Psychotherapeuten lehnen neue Diagnose-Formulare ab
Die darin vorgeschriebenen Fragen und Antwortmöglichkeiten seien in einer zum Teil stigmatisierenden Sprache verfasst. Als Faktoren, die eine Erkrankung gefördert haben, müssten Eltern gemeinsam mit dem Psychotherapeuten zum Beispiel "abnorme Erziehungsbedingungen" ankreuzen oder "abnorme intrafamiliäre Beziehungen" angeben, heißt es in einer Mitteilung.

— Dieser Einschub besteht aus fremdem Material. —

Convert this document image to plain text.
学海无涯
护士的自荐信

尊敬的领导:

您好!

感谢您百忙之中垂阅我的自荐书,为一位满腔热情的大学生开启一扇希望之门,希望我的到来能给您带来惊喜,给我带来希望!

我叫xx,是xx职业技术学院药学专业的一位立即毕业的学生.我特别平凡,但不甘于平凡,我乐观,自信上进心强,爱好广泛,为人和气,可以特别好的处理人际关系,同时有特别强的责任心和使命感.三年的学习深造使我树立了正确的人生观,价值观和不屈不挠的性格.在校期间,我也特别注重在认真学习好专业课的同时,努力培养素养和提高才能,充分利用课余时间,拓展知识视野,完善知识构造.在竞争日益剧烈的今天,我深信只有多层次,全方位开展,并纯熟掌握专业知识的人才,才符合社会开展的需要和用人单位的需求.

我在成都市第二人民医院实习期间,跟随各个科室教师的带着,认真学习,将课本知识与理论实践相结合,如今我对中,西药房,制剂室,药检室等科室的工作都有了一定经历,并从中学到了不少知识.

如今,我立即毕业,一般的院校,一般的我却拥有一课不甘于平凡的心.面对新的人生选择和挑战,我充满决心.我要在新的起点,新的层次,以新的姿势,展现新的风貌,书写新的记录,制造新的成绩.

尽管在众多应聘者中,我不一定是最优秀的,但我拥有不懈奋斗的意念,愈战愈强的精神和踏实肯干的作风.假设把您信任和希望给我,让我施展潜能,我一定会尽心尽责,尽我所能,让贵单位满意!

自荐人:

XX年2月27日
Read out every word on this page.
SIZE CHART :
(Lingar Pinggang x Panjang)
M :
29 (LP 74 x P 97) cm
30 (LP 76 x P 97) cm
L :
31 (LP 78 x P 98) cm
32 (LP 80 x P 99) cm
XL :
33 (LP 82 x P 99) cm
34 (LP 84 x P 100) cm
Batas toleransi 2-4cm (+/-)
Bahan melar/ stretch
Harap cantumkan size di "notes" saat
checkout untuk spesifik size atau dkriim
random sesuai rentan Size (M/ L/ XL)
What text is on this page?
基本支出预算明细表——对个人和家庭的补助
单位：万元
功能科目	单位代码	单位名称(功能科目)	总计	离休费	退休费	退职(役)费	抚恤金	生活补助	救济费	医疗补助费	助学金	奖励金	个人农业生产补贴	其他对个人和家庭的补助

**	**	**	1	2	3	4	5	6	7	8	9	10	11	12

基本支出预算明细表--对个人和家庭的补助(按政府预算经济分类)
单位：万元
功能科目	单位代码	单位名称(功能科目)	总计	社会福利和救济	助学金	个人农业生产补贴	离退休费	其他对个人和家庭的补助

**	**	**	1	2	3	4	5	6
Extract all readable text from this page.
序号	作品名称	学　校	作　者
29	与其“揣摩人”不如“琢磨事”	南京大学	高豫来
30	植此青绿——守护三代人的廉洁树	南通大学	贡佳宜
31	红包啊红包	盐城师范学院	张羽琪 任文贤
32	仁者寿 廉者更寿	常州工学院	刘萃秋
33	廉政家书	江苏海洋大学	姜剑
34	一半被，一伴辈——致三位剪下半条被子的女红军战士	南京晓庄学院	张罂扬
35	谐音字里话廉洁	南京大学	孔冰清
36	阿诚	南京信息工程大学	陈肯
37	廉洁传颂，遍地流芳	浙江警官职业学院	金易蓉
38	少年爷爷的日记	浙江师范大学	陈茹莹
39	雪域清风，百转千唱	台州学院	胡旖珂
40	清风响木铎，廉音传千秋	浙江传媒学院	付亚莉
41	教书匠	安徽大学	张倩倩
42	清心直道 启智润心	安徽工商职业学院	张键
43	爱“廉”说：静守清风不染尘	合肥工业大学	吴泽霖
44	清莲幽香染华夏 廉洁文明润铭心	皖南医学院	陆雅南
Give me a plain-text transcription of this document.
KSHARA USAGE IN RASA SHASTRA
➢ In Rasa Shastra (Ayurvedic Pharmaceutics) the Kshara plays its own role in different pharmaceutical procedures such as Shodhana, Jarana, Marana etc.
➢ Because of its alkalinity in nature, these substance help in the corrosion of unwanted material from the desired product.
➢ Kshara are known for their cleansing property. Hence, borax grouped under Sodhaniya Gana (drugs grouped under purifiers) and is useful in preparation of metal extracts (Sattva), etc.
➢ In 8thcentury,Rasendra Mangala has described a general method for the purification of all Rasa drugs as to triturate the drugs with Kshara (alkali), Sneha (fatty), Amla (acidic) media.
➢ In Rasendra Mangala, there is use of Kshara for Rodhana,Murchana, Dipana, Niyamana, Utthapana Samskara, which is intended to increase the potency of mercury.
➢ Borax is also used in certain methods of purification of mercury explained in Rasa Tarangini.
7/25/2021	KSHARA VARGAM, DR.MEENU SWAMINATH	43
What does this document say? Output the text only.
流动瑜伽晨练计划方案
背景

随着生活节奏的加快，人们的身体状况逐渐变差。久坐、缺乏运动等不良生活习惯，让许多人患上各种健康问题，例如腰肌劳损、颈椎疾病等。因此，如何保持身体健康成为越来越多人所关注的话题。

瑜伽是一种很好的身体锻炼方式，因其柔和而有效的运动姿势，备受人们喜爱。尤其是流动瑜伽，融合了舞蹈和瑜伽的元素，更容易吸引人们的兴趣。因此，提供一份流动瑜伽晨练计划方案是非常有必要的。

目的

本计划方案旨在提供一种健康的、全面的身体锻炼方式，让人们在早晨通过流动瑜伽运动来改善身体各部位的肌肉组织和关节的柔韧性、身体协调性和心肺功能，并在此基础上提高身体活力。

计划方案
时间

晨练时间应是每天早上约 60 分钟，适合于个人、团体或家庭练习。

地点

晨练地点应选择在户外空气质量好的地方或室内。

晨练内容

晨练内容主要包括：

"Solche herabwürdigenden Bezeichnungen sind für die Gespräche mit Patienten völlig ungeeignet", sagt BPtK-Präsident Dr. Dietrich Munz. Die geplanten Testverfahren seien zudem nicht dazu angetan, die Diagnostik psychischer Erkrankungen zu unterstützen.
Psychotherapeuten und Ministerium lehnen Formulare ab
Das Bundesgesundheitsministerium (BMG) ist ebenfalls unzufrieden. Es kritisierte den geplanten Einsatz von Dokumentations-Bögen in der ambulanten Psychotherapie. Die darin geplante Angabe der Versichertennummer sei nicht nur "nicht erforderlich", sondern sogar "rechtswidrig". Auch die "fachliche Fundiertheit" der vorgesehenen Dokumentations-Parameter wird angezweifelt.
Auch in einem weiteren Punkt verlangt Bundesgesundheitsminister Hermann Gröhe (CDU) Änderungen der Richtlinie. Er hält es für "zwingend erforderlich", die psychotherapeutische Sprechstunde als Pflicht-Angebot einzuführen. Laut Richtlinie ist sie eine „Kann“-Leistung.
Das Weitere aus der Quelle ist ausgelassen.